War invites chaos. Sometimes the dead in war are soldiers, who may or may not have had a fighting chance. Often enough the dead are dead for arbitrary reasons having nothing to do with their fitness for or their deployment in battle. They are those, never adequately accounted for, who unfortunately chance to die in war. War's murderousness transcends its warriors, enlists mistakes and overzealousness and the unthinking catholicity of ferocity for which the male human is so justly renowned, in its service, to convincingly destroy.
Bradley Manning released a helicopter gunship video documenting the slaughter of a bunch of people on the ground in Iraq, one such incident encouraged by war there. The victims were harmless people in retrospect, a couple of them worked for the Reuters news agency. Chaos is no respecter of war's aims, a clean kill, a chestful of medals, a quick successful campaign. Chaos undercuts all rationales when it comes, and it always comes when called in war.
Bradley Manning also released to the world a cache of diplomatic cables sent between its overseas posts and the State Department, situation reports and chitchat from stations in Tripoli and Baghdad and La Paz and all the where else on the globe the United States has itself positioned these days. It is claimed that the revelations contained in the cables from North Africa helped fuel the destabilizations of the Arab Spring.

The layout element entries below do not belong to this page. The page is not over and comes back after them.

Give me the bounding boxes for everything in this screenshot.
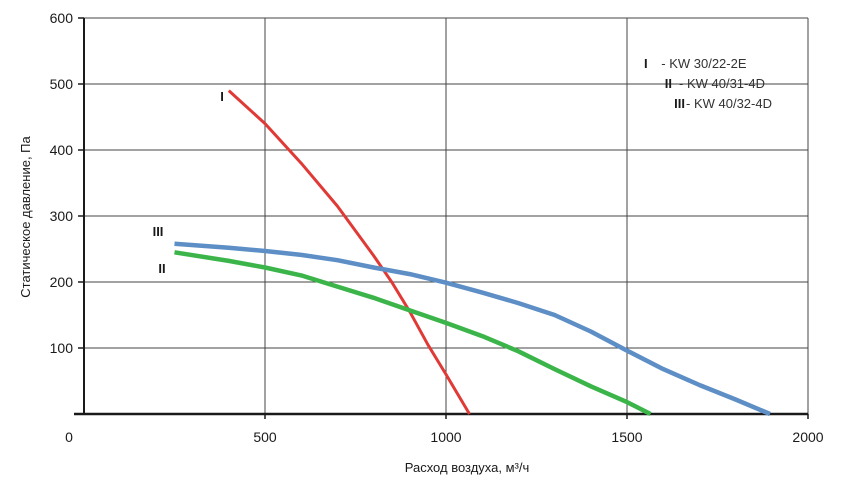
legend-entry-2: II (665, 76, 672, 91)
x-tick-label: 1000 (430, 429, 461, 445)
legend-model-3: - KW 40/32-4D (686, 96, 772, 111)
series-line-iii (174, 241, 771, 417)
curve-id-label-iii: III (153, 224, 164, 239)
series-line-ii (174, 250, 652, 417)
tick-marks (78, 17, 809, 419)
x-tick-label: 500 (253, 429, 277, 445)
y-tick-label: 600 (50, 10, 74, 26)
x-tick-label: 1500 (611, 429, 642, 445)
y-tick-label: 300 (50, 208, 74, 224)
y-tick-label: 500 (50, 76, 74, 92)
legend-entry-3: III (674, 96, 685, 111)
curve-id-label-i: I (220, 89, 224, 104)
x-tick-labels: 0 500 1000 1500 2000 (65, 429, 824, 445)
legend-entry-1: I - KW 30/22-2E (644, 56, 747, 71)
curve-id-label-ii: II (158, 261, 165, 276)
legend-id-1: I (644, 56, 648, 71)
y-tick-label: 400 (50, 142, 74, 158)
y-tick-labels: 100 200 300 400 500 600 (50, 10, 74, 356)
y-axis-title: Статическое давление, Па (18, 136, 33, 298)
legend-model-2: - KW 40/31-4D (679, 76, 765, 91)
x-axis-title: Расход воздуха, м³/ч (405, 460, 530, 475)
legend: I - KW 30/22-2E II - KW 40/31-4D III - K… (644, 56, 772, 111)
legend-model-3-text: - KW 40/32-4D (686, 96, 772, 111)
legend-id-3: III (674, 96, 685, 111)
x-tick-label: 0 (65, 429, 73, 445)
legend-id-2: II (665, 76, 672, 91)
legend-model-1: - KW 30/22-2E (661, 56, 747, 71)
y-tick-label: 200 (50, 274, 74, 290)
curve-id-labels: I II III (153, 89, 224, 276)
series-layer (174, 89, 771, 417)
x-tick-label: 2000 (792, 429, 823, 445)
legend-model-2-text: - KW 40/31-4D (679, 76, 765, 91)
y-tick-label: 100 (50, 340, 74, 356)
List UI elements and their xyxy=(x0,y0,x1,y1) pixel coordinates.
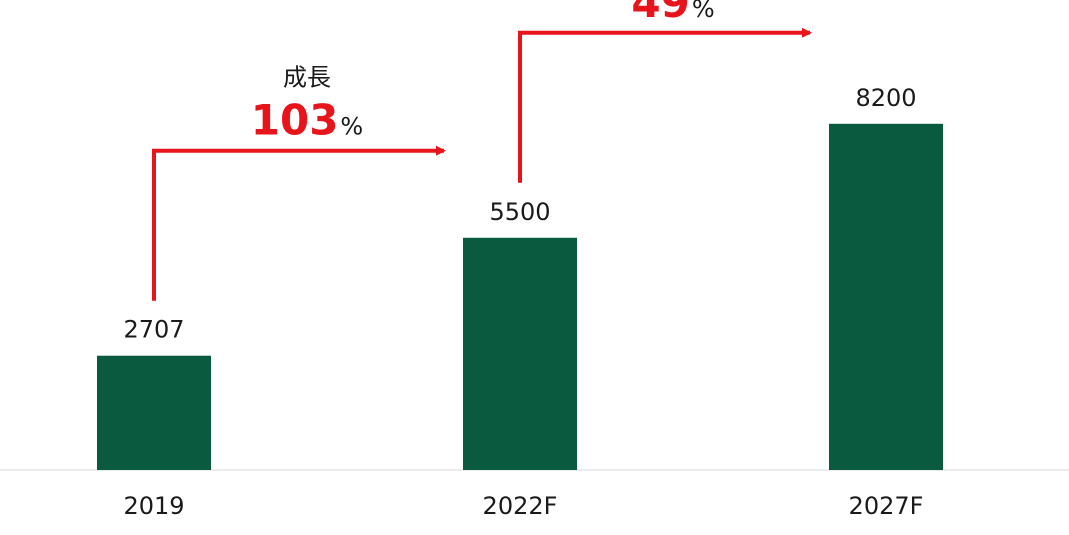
bar-2019 xyxy=(97,356,211,470)
growth-percent-unit-2: % xyxy=(692,0,715,23)
value-label-2019: 2707 xyxy=(123,316,184,344)
growth-value-1: 103% xyxy=(251,96,363,145)
growth-value-2: 49% xyxy=(631,0,714,27)
growth-arrow-1 xyxy=(154,151,444,301)
growth-percent-number-1: 103 xyxy=(251,96,339,145)
x-tick-labels-group: 2019 2022F 2027F xyxy=(123,492,923,520)
value-label-2027f: 8200 xyxy=(855,84,916,112)
value-label-2022f: 5500 xyxy=(489,198,550,226)
x-tick-label-2022f: 2022F xyxy=(483,492,558,520)
growth-label-1: 成長 xyxy=(283,64,331,92)
x-tick-label-2019: 2019 xyxy=(123,492,184,520)
bar-2027f xyxy=(829,124,943,470)
growth-arrow-2 xyxy=(520,33,810,183)
bar-2022f xyxy=(463,238,577,470)
growth-percent-unit-1: % xyxy=(340,113,363,141)
growth-percent-number-2: 49 xyxy=(631,0,689,27)
x-tick-label-2027f: 2027F xyxy=(849,492,924,520)
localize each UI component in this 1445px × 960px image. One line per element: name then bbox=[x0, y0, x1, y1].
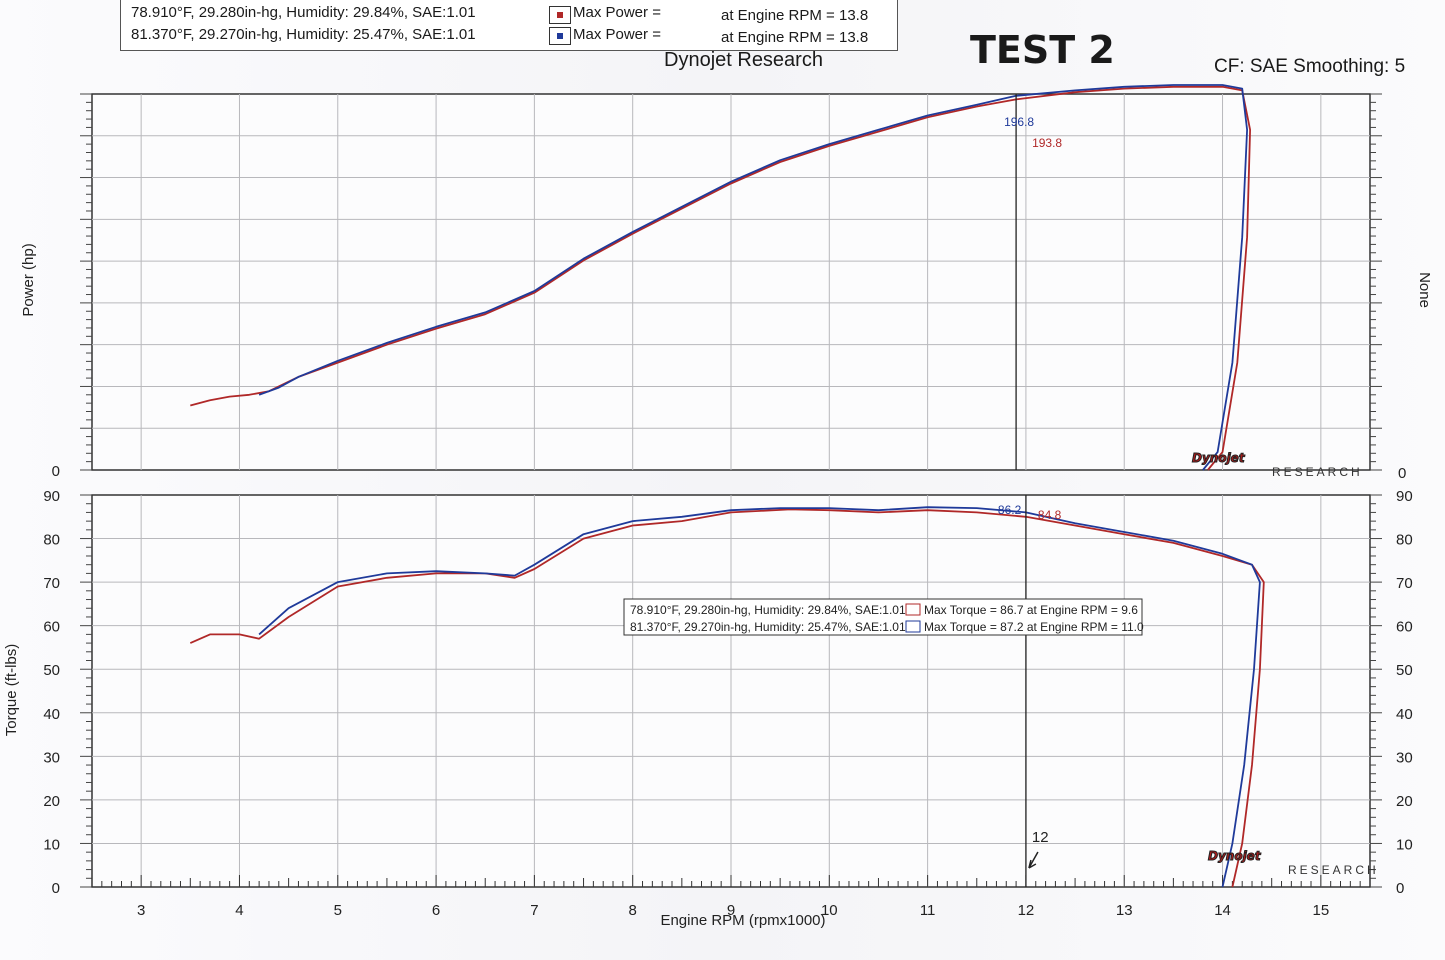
power-cursor-value-run1: 193.8 bbox=[1032, 136, 1062, 150]
power-y2-tick-label: 0 bbox=[1398, 465, 1406, 482]
torque-edge-ticks bbox=[80, 494, 1382, 888]
y2-tick-label: 90 bbox=[1396, 488, 1413, 505]
torque-legend-run1-conditions: 78.910°F, 29.280in-hg, Humidity: 29.84%,… bbox=[630, 603, 906, 617]
y2-tick-label: 0 bbox=[1396, 880, 1404, 897]
dynojet-logo-bottom: Dynojet bbox=[1208, 849, 1262, 863]
x-tick-label: 14 bbox=[1214, 902, 1231, 919]
dynojet-logo-top-sub: RESEARCH bbox=[1272, 465, 1363, 479]
torque-cursor-rpm-label: 12 bbox=[1032, 829, 1049, 846]
torque-legend-run2-max: Max Torque = 87.2 at Engine RPM = 11.0 bbox=[924, 620, 1144, 634]
torque-series-line-2 bbox=[258, 506, 1261, 888]
y2-tick-label: 30 bbox=[1396, 749, 1413, 766]
x-tick-label: 6 bbox=[432, 902, 440, 919]
legend-run2: 81.370°F, 29.270in-hg, Humidity: 25.47%,… bbox=[131, 26, 868, 46]
y-tick-label: 30 bbox=[43, 749, 60, 766]
x-tick-label: 8 bbox=[629, 902, 637, 919]
y2-tick-label: 70 bbox=[1396, 575, 1413, 592]
x-tick-label: 11 bbox=[920, 902, 936, 919]
x-tick-label: 15 bbox=[1313, 902, 1330, 919]
y-tick-label: 70 bbox=[43, 575, 60, 592]
legend-run2-max-power: Max Power = bbox=[573, 26, 661, 43]
power-edge-ticks bbox=[80, 93, 1382, 471]
test-label: TEST 2 bbox=[970, 28, 1115, 72]
x-tick-label: 13 bbox=[1116, 902, 1133, 919]
legend-run1-rpm: at Engine RPM = 13.8 bbox=[721, 7, 869, 24]
power-cursor-value-run2: 196.8 bbox=[1004, 115, 1034, 129]
y2-tick-label: 10 bbox=[1396, 836, 1413, 853]
y-tick-label: 40 bbox=[43, 706, 60, 723]
y-tick-label: 0 bbox=[52, 880, 60, 897]
dynojet-logo-bottom-sub: RESEARCH bbox=[1288, 863, 1379, 877]
power-y-tick-label: 0 bbox=[52, 463, 60, 480]
y-tick-label: 50 bbox=[43, 662, 60, 679]
torque-y-axis-label: Torque (ft-lbs) bbox=[3, 644, 20, 737]
x-tick-label: 4 bbox=[235, 902, 243, 919]
x-tick-label: 7 bbox=[530, 902, 538, 919]
torque-cursor-value-run2: 86.2 bbox=[998, 503, 1022, 517]
y-tick-label: 90 bbox=[43, 488, 60, 505]
legend-run2-conditions: 81.370°F, 29.270in-hg, Humidity: 25.47%,… bbox=[131, 26, 476, 43]
power-y-axis-label: Power (hp) bbox=[20, 243, 37, 316]
power-series-line-2 bbox=[258, 84, 1248, 471]
y2-tick-label: 80 bbox=[1396, 532, 1413, 549]
x-tick-label: 9 bbox=[727, 902, 735, 919]
legend-run1-max-power: Max Power = bbox=[573, 4, 661, 21]
legend-run1-swatch-icon bbox=[549, 6, 571, 24]
torque-legend-run2-swatch-icon bbox=[905, 620, 921, 633]
y2-tick-label: 20 bbox=[1396, 793, 1413, 810]
torque-legend-box bbox=[623, 598, 1143, 636]
x-axis-label: Engine RPM (rpmx1000) bbox=[660, 912, 825, 929]
legend-run2-swatch-icon bbox=[549, 27, 571, 45]
power-grid bbox=[92, 94, 1370, 470]
y-tick-label: 10 bbox=[43, 836, 60, 853]
legend-run1: 78.910°F, 29.280in-hg, Humidity: 29.84%,… bbox=[131, 4, 868, 24]
torque-legend bbox=[623, 598, 1143, 636]
x-tick-label: 3 bbox=[137, 902, 145, 919]
y2-tick-label: 50 bbox=[1396, 662, 1413, 679]
run-legend-box: 78.910°F, 29.280in-hg, Humidity: 29.84%,… bbox=[120, 0, 898, 51]
rpm-ruler bbox=[91, 875, 1371, 887]
y2-tick-label: 60 bbox=[1396, 619, 1413, 636]
legend-run1-conditions: 78.910°F, 29.280in-hg, Humidity: 29.84%,… bbox=[131, 4, 476, 21]
x-tick-label: 10 bbox=[821, 902, 838, 919]
torque-grid bbox=[92, 495, 1370, 887]
legend-run2-rpm: at Engine RPM = 13.8 bbox=[721, 29, 869, 46]
cf-smoothing-label: CF: SAE Smoothing: 5 bbox=[1214, 56, 1406, 77]
x-tick-label: 12 bbox=[1018, 902, 1035, 919]
torque-legend-run1-max: Max Torque = 86.7 at Engine RPM = 9.6 bbox=[924, 603, 1138, 617]
torque-cursor-value-run1: 84.8 bbox=[1038, 508, 1062, 522]
power-y2-axis-label: None bbox=[1416, 272, 1433, 308]
cursor-arrow-icon bbox=[1028, 851, 1039, 869]
torque-legend-run2-conditions: 81.370°F, 29.270in-hg, Humidity: 25.47%,… bbox=[630, 620, 906, 634]
dynojet-logo-top: Dynojet bbox=[1192, 451, 1246, 465]
y-tick-label: 80 bbox=[43, 532, 60, 549]
y2-tick-label: 40 bbox=[1396, 706, 1413, 723]
chart-title: Dynojet Research bbox=[664, 49, 823, 71]
x-tick-label: 5 bbox=[334, 902, 342, 919]
y-tick-label: 20 bbox=[43, 793, 60, 810]
y-tick-label: 60 bbox=[43, 619, 60, 636]
torque-legend-run1-swatch-icon bbox=[905, 603, 921, 616]
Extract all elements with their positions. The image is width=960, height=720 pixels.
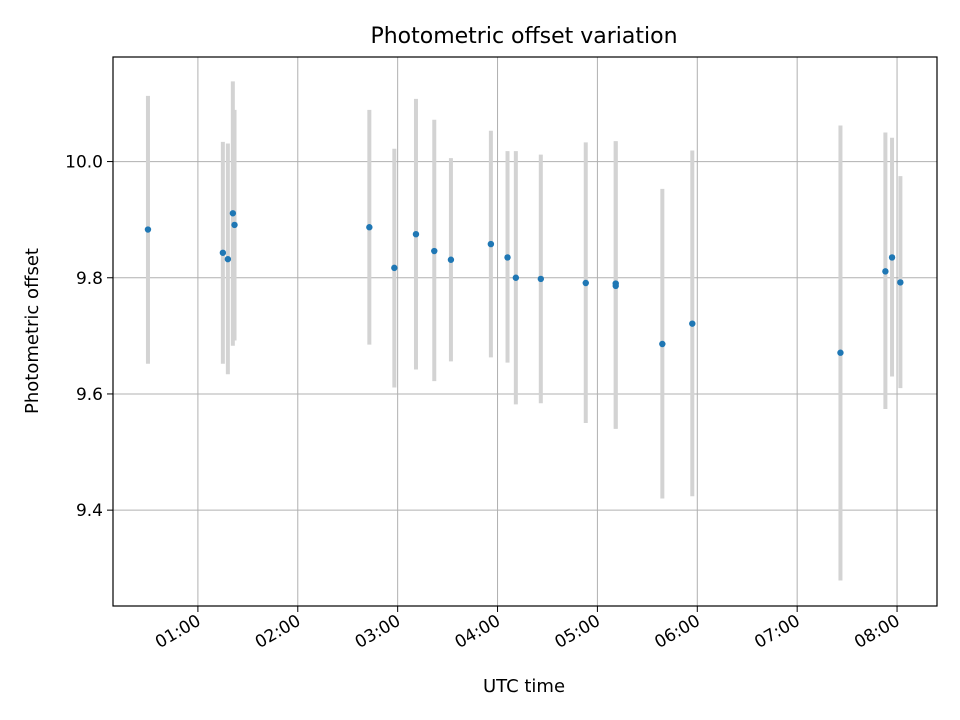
data-point xyxy=(837,349,844,356)
data-point xyxy=(659,340,666,348)
data-point xyxy=(412,230,420,238)
y-axis-label: Photometric offset xyxy=(22,248,43,414)
x-axis-label: UTC time xyxy=(483,676,565,697)
data-point xyxy=(487,240,495,248)
y-tick-label: 10.0 xyxy=(65,153,103,173)
y-tick-label: 9.6 xyxy=(76,385,103,405)
data-point xyxy=(431,247,438,255)
data-point xyxy=(366,224,373,231)
data-point xyxy=(888,254,896,261)
data-point xyxy=(689,320,696,327)
data-point xyxy=(537,275,545,283)
point-layer xyxy=(144,210,904,356)
data-point xyxy=(391,264,398,272)
y-tick-label: 9.8 xyxy=(76,269,103,289)
data-point xyxy=(219,249,227,256)
data-point xyxy=(229,210,237,217)
data-point xyxy=(612,282,619,290)
data-point xyxy=(582,279,589,287)
data-point xyxy=(512,274,520,281)
data-point xyxy=(897,279,904,286)
data-point xyxy=(882,268,889,275)
chart-title: Photometric offset variation xyxy=(370,24,677,49)
data-point xyxy=(144,226,152,233)
data-point xyxy=(231,221,238,229)
grid-layer xyxy=(113,57,937,606)
data-point xyxy=(447,256,455,263)
data-point xyxy=(224,255,232,263)
plot-frame xyxy=(112,56,938,607)
y-tick-label: 9.4 xyxy=(76,501,103,521)
data-point xyxy=(504,254,511,261)
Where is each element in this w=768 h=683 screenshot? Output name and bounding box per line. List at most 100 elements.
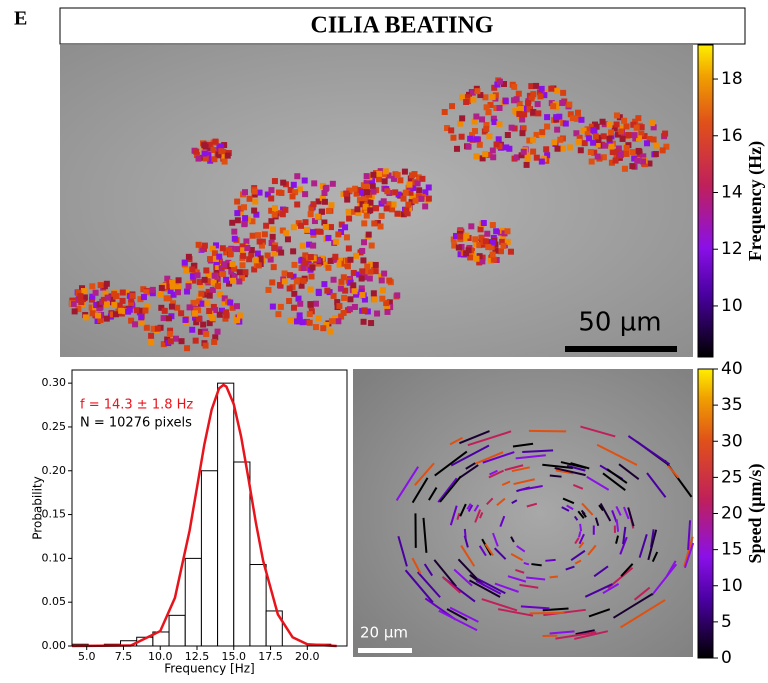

Bradley Manning was apprehended and has been subjected to a measure of torture, well within the range of cruel and unusual, during his months of confinement awaiting trial. The judge in his case, Colonel Denise Lind, recognizing this slight, recently authorized a reduction of three and three quarters months in the length of any sentence imposed on Manning, ruling that there was no intent to punish behind the military's admittedly cruel and unusual behavior.